Rebecca grew up in Metro Vancouver, and transit was part of her childhood. As you’ll find out in this interview, she not only has some fond memories of transit, but she’s also still an avid user of the system!

Do you have a first memory of public transit?

Rebecca at a Vancouver bus stop

I do! I grew up in Newton [Surrey], and my grandparents lived in Whalley [Surrey]. I remember I was in pre-school. My mother and I would walk down to the Newton Exchange. We’d get on the #324, and we’d take it to my grandparents house and have lunch with them. When I was in preschool I remember having my old stuffed animal with me on the bus. The #324 was always my route growing up.

Then, when I moved to Vancouver I decided to trade in my car that I had when I lived in Surrey to subsidize my rent. We lived closed to everything anyhow. My husband and I moved to West End of Vancouver seven years ago, and we got a car two years ago. We didn’t use it for the first year because of the Olympics. The roads were closed, we had our media badges for events,which came with free transit access. So, we’ve only been driving our car for about a year. We only got it so I could do trips for my blog; Whistler, the Okanagan, Seattle, that kind of thing. We hardly use it around town.

What’s your favourite mode of public transportation?

The Canada Line is beautiful.

Why’s that?

It’s just beautiful. It’s got your nice wide aisles. We go to the airport a lot, so it’s nice to have enough room for your bags. You can hop right on at the airport, and you can get 3G most of the time even though it’s mostly underground.

Otherwise, living in the West End you have to love the trolley buses. I even miss the old trolley buses. They came off the wires a lot, but there’s a certain charm to them. Before they were discontinued, my husband made a recording of the sound they make. They sort of sounded like the Jetson’s Car. Woooooo! But the new trolleys are so much nicer over all. I think anyone who lives in the Vancouver area has memories of transit.

You mentioned the #324. Do you have a favourite transit route now?

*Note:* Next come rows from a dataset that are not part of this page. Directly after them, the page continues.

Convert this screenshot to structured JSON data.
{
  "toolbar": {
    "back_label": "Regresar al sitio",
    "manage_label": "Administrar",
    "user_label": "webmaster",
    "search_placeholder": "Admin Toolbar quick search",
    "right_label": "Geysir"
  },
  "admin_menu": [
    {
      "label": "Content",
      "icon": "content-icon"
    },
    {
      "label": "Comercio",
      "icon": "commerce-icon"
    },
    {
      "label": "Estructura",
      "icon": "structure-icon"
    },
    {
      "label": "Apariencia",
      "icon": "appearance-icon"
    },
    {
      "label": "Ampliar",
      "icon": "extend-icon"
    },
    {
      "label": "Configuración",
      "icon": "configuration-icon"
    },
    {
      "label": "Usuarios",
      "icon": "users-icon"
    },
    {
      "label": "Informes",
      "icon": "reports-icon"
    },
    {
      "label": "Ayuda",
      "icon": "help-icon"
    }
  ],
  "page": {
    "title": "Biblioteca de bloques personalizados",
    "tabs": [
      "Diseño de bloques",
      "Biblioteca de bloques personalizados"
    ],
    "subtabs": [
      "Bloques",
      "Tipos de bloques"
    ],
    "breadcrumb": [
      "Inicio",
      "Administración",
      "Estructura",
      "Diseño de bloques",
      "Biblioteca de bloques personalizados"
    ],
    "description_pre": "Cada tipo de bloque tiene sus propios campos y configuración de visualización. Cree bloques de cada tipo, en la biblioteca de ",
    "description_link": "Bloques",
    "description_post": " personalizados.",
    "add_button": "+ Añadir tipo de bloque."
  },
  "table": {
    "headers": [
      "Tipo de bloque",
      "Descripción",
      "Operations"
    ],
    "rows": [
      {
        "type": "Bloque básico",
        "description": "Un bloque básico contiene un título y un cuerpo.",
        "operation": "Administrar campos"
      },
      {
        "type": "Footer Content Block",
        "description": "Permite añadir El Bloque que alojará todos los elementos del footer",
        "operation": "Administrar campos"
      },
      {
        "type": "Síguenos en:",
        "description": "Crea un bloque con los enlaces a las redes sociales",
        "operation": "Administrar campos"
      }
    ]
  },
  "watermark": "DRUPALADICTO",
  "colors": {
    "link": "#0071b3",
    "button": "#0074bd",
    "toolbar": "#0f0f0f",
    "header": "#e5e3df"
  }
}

I think it’s the SeaBus. My friend calls it the $3.75 harbour cruise. It’s super cheap for a harbour cruise from downtown to the North Shore (laughs). He drew us a sketch of the SeaBus with mountains and the port and all that. It was for my anniversary, and it’s hanging in my house.

Where do you like to sit when you’re on the bus?

I’m one of those people that goes all the way to the back. On the busy routes that I take like the #5 and the #6, most people get on and stand right at the front even though the whole back upper section of the bus is empty. I sit there not because I want to be the cool kid at the back of the bus. You need to leave room for the strollers and everyone else.

How about on the Canada Line or SkyTrain?

Anywhere where I can find a seat. I don’t mind standing. When I’m traveling with my niece and nephews, I know they like the “driver’s seat.”


If I’m going to the North Shore, I like looking back at the city and watching it move away from me. I like watching the city fade away.

Why do you love transit?

It’s cheaper than gas. If I’m going across town for a meeting, I’ll be spending the money on gas and parking. A parkade will cost you $10 wherever you are. If you’re parking at a metre near the Vancouver Convention Centre, it will cost a few dollars minimum. Instead of driving around the block with your car looking for a parking spot, you hop off your bus, and you’re there. Transit saves money and time.